Артур видел, что Лёвкин дядя разозлился. На шее, на лбу, даже на лысине у него вспухли вены.
— Я понимаю, что Сибилла совершила достаточно неблаговидных дел в своей бурной жизни. Но пусть она отвечает за то, в чём действительно повинна. Мы не знаем всех обстоятельств, в том числе и тех, в силу которых она сейчас не может связаться с вами. А вдруг она арестована, больна, ранена? Не дай Бог, убита? Я не прошу для неё снисхождения, но не хочу и напрасных наветов. Лёвка теперь там, где отвечают за всё без утайки. И пусть он сам раскается в своей сумасшедшей любви к жене или благословит её. И никто, включая даже родственников, не вправе решать за Лёвку, кого ему любить, а кого ненавидеть. Даже сам человек не всегда может властвовать над собой, понимая, что слабость его — не вина, а беда. И тут уж тем более никто не хочет, чтобы его до сорока почти лет держали за дурачка. А ведь вы прекрасно знаете, что Лёвка не был дурачком. Он просто хотел сделать мир чище и лучше…
Яков некоторое время сидел молча, пристально глядя на портрет племянника — будто мысленно разговаривал с ним. Артур, чтобы не мешать, поднялся с кресла и подошёл к окну, за которым слышалось ржание лошадей, звенели детские голоса. Время от времени их прерывал властный, женский. Двое внуков Якова совершали вечерний моцион на пони под руководством его снохи Катерины.
Наконец-то, в конце января, ударили настоящие морозы, а перед тем выпал снег.
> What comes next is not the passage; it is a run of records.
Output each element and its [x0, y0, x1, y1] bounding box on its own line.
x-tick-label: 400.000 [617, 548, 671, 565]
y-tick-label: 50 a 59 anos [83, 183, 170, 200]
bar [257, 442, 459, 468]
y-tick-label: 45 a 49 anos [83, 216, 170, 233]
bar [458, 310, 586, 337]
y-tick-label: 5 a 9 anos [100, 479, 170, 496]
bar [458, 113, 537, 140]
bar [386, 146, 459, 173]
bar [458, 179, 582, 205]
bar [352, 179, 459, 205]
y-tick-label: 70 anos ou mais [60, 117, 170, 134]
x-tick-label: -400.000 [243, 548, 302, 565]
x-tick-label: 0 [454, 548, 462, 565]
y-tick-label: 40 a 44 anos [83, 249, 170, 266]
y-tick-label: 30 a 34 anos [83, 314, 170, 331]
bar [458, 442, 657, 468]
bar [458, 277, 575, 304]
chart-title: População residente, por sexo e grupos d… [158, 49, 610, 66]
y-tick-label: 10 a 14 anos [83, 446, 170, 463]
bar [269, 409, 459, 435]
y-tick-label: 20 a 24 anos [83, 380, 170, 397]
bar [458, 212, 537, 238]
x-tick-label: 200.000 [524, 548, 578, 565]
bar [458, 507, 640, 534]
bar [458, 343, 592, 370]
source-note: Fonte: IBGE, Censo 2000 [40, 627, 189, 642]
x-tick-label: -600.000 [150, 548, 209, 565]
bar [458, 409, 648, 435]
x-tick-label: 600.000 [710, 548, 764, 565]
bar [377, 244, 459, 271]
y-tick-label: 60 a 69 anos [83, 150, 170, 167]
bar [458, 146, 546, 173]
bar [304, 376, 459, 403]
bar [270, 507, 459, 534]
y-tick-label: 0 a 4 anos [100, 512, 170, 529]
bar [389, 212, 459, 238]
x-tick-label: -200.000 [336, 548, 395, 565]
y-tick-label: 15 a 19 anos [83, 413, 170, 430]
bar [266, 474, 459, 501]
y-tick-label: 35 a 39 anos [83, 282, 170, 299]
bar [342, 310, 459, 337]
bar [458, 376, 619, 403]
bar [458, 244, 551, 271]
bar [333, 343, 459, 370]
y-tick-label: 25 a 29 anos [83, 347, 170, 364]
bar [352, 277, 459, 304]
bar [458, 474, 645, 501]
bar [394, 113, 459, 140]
Теперь двор, дорога, поля, далёкий лес — всё искрилось, переливалось, играло, радовалось под лучами ещё низкого, но уже повернувшего к весне солнца. Артур смотрел на голубое, с редкими хлопьями облаков, ледяное небо, и пытался представить, как там существует душа друга, чьё тело десять дней лежит на Востряковском кладбище. Надо же — Лёвка всё уже знает, а Артур — нет! Для друга теперь не существует вопроса, есть ли жизнь за гробом, как на самом деле устроен мир, и почему он такой несовершенный…
В хозяйстве Якова Райникова было четыре лошади, включая двух пони. И все они бегали по кругу, огибая не только дом, но и просторный двор. Гривы и хвосты у всех животных были убраны особым образом — в соответствии с пожеланиями хозяев. Пони маленькой Жени был подстрижен и раскрашен под жирафа. Её младший братишка Савва изо всех сил старался удержаться на лошадке, загримированной под зебру. Катерина и Арсений, одетые в тёплые куртки, шерстяные рейтузы, высокие сапоги и барашковые шапки-кубанки, демонстрировали и детям, и наблюдавшему из окна Тураеву чудеса профессиональной выездки.